An energetic marketing campaign named ‘PhantomRaven’ is concentrating on builders with dozens of malicious npm packages that steal authentication tokens, CI/CD secrets and techniques, and GitHub credentials.
The exercise began in August and deployed 126 npm packages that counted greater than 86,000 downloads.
The Node Package deal Supervisor (NPM) is the default bundle supervisor for Node.js, utilized by JavaScript builders to share and set up reusable code that comes within the type of distributed packages.
PhantomRaven was detected by researchers at Koi Safety and contains packages that mimic authentic initiatives, and lots of are the results of AI hallucinated suggestions (“slopsquatting”).
Slopsquatting happens when builders ask LLMs to recommend packages for a undertaking, and the AI assistants advocate non-existent bundle names that seem authentic.

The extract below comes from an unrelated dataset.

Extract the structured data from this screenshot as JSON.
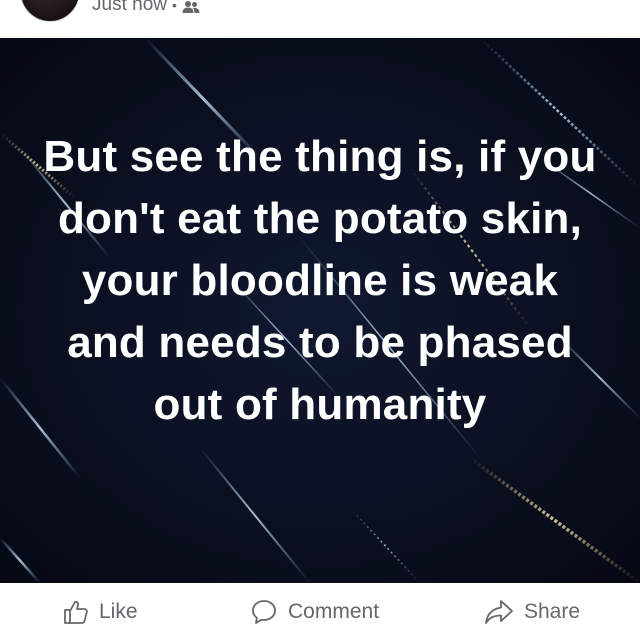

The researchers say that some malicious packages impersonate GitLab or Apache instruments. Most of them are nonetheless current on the npm platform on the time of writing.
Overview of the assault
The packages used within the PhantomRaven marketing campaign leverage a distant dynamic dependencies (RDD) system the place they declare zero dependencies, however routinely fetch payloads from exterior URLs throughout set up.
Supply: Koi Safety
The mechanism fetches packages and executes them routinely when operating ‘npm set up’, and requires no person interplay.
The “side-loaded” payload profiles the contaminated gadget to find out the goal’s worth, and searches the sufferer’s setting variables for e mail addresses.
.jpg)
Supply: Koi Safety
Most worryingly, the malware collects tokens for NPM, GitHub Actions, GitLab, Jenkins, and CircleCI, which might be used to introduce malicious modifications into different initiatives and doubtlessly launch provide chain assaults.
Supply: Koi Safety
In line with Koi Safety, the operators behind the PhantomRaven marketing campaign use three knowledge exfiltration strategies: HTTP GET requests with knowledge encoded within the URL, HTTP POST requests with JSON knowledge, and thru a WebSocket connection.
PhantomRaven evaded detection for an prolonged interval as a result of distant dynamic dependencies, which aren’t seen via static evaluation. Koi Safety notes that this permits refined risk actors to evade detection.
Software program builders ought to make it possible for they’re utilizing authentic packages revealed by respected distributors. They need to keep away from consulting LLMs for bundle ideas and double-check search outcomes to discern between genuine and typosquatted initiatives.
Koi Safety’s report contains indicators of compromise (IoCs) for the infrastructure utilized in PhantomRaven assaults and the entire listing of malicious packages.
46% of environments had passwords cracked, practically doubling from 25% final yr.
Get the Picus Blue Report 2025 now for a complete have a look at extra findings on prevention, detection, and knowledge exfiltration tendencies.